Yeah, but when the cops arrive, it’s not going to be the guy you have trapped in his car that’s in trouble. It’s going to be the pack of folks preventing him from leaving that are going to have some explaining to do. While you’re trying to explain about Eucharistic desecration, the cops are going to hear “He wouldn’t eat the cracker so we unlawfully detained him.”

As I said, better to let God sort it out.


#12

[quote="BettyBoop416, post:11, topic:320337"]
Yeah, but when the cops arrive, it's not going to be the guy you have trapped in his car that's in trouble. It's going to be the pack of folks preventing him from leaving that are going to have some explaining to do. While you're trying to explain about Eucharistic desecration, the cops are going to hear "He wouldn't eat the cracker so we unlawfully detained him."

As I said, better to let God sort it out.

[/quote]

But you could claim he stole the host (since he is not a member of the community) and, under your first amendment rights in the US, you have the right to legal protection from this kind of activity.

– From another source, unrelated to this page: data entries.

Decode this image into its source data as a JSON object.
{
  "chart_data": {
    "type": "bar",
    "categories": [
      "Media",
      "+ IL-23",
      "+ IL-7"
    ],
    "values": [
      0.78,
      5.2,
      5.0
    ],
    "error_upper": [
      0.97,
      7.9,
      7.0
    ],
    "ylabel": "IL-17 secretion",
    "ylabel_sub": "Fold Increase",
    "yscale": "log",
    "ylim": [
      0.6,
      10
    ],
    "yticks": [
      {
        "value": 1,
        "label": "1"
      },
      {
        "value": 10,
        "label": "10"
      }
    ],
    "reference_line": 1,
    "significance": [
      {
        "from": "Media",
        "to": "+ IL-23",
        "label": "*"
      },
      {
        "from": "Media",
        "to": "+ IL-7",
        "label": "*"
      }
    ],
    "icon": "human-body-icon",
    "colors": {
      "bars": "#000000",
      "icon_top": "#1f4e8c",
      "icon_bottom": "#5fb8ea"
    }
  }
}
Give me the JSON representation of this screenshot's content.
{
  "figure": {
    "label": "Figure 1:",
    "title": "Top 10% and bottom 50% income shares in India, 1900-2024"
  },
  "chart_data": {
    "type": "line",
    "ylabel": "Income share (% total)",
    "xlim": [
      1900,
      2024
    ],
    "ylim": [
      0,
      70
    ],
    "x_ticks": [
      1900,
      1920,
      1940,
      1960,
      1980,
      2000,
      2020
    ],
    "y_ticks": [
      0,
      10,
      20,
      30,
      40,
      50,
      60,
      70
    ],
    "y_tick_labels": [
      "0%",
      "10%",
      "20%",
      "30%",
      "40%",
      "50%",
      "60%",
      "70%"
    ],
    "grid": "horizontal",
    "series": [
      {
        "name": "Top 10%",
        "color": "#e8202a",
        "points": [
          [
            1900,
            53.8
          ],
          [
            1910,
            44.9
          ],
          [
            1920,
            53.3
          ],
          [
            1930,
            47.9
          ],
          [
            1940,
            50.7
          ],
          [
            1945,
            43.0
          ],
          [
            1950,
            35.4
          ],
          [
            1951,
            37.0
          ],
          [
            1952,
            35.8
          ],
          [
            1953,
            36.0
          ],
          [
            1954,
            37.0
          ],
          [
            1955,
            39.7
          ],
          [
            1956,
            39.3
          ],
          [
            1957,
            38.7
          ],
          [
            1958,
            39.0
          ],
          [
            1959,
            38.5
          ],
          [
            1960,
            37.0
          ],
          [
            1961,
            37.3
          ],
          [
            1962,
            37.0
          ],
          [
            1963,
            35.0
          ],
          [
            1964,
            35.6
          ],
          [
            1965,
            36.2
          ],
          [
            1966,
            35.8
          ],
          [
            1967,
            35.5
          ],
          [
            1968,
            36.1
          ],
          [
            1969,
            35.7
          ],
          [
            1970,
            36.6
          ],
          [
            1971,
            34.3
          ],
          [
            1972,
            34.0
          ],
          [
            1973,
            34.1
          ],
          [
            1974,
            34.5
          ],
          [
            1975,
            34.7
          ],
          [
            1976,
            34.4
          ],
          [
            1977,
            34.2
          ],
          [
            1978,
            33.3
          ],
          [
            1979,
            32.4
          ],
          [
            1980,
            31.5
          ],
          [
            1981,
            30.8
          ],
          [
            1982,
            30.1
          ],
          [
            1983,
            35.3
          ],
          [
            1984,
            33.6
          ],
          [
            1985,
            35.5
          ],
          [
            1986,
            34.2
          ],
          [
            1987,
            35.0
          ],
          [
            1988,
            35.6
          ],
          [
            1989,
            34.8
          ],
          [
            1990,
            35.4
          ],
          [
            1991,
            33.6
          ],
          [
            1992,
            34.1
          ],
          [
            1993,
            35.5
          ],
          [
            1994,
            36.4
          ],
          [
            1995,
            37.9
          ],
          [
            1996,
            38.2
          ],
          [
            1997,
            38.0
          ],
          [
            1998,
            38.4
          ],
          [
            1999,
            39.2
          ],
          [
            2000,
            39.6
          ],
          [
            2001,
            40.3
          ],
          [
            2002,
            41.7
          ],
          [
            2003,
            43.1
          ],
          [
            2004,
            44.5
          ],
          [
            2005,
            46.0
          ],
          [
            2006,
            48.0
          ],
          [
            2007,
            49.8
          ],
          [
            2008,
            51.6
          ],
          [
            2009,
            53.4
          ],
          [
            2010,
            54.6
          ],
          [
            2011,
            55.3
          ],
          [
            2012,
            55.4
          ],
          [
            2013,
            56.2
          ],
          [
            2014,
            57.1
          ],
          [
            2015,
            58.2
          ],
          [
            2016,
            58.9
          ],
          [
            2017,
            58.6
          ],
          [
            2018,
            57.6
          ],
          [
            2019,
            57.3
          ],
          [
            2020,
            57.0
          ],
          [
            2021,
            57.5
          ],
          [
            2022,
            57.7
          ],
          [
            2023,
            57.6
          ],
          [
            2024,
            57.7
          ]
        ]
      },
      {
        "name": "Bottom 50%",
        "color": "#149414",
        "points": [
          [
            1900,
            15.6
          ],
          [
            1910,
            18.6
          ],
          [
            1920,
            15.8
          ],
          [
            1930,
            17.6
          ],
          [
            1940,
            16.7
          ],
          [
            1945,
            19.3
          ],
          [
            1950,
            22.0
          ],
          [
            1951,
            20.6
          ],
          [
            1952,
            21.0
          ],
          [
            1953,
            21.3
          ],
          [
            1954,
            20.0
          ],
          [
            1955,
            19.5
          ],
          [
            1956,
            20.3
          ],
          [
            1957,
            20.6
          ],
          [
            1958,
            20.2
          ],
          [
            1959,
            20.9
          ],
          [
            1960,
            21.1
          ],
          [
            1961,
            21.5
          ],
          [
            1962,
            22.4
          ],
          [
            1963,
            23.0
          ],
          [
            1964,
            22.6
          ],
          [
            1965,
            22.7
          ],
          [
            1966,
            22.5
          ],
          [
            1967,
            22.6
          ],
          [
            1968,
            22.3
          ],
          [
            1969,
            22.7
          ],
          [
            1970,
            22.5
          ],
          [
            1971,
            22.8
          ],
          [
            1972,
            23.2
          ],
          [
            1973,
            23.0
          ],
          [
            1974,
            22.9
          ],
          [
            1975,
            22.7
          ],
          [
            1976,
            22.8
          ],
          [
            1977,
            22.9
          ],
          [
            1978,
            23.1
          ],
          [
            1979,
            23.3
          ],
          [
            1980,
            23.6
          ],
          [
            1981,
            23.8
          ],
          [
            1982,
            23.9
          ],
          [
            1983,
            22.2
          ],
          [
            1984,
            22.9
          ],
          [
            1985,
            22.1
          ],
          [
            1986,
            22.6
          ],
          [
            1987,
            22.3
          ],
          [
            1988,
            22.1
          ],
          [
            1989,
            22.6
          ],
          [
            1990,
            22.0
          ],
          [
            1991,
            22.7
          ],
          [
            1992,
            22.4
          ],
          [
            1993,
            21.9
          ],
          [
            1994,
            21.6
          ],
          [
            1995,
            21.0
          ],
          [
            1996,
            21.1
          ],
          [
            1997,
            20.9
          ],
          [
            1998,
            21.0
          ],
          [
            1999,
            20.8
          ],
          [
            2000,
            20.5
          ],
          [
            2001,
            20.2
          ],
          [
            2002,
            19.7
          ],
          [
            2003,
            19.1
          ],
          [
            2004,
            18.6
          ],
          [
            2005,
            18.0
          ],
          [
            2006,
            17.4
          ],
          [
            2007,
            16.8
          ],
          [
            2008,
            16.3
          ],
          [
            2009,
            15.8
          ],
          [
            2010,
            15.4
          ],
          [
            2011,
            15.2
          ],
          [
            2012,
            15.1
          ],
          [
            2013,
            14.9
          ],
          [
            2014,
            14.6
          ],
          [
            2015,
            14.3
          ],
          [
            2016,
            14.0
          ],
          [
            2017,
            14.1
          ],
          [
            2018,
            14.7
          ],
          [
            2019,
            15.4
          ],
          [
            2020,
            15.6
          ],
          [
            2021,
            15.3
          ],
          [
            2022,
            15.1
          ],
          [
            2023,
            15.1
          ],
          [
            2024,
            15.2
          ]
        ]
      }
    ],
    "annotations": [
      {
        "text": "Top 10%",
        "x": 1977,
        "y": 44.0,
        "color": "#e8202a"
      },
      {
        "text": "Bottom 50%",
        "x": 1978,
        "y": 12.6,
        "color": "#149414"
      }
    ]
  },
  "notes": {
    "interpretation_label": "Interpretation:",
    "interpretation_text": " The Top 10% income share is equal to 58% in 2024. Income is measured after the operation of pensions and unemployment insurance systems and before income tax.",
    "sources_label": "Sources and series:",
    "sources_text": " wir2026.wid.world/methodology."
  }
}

If you are not willing to give your life for Christ, would you be willing to give it for a good man, and if not that, for an evil man?


#13

Sorry Evan…you lost me.


#14

[quote="BettyBoop416, post:13, topic:320337"]
Sorry Evan...you lost me.

[/quote]

The officers of the law are there to protect and serve. They wish to maintain peace between people of various beliefs. If someone intentionally comes to disturb that peace, they will try to resolve faithfully the differences.

If someone desires to insult the faith of another they will try to restore peace.

If I shout 'christ killers' at a jewish service, if I insult muhammed in a mosque, if wear a nazi uniform to a meeting of quakers, I will be removed and my behaviour reprimanded by the police. I may be arrested, but they will try to put things in order.


#15

I don't know if anyone would notice someone like that leaving the church on Sunday morning it is just so busy at Communion time.


#16

I remember attending a parish in Seattle near downtown.

A woman came up to receive, who had a lapel of chains on her upper jacket. She took the host and then stomped out wearing boots. The ushers just looked, they being women. The priest afterwards said he saw what happened. The pastor was not competent in protecting the sacred. Could go on here but won't.

My pastor always looks for new comers and he says before communion, if you are not Catholic, you still can come up, cross yourself with your arms and receive a blessing. Actually I have heard this in some other parishes as well.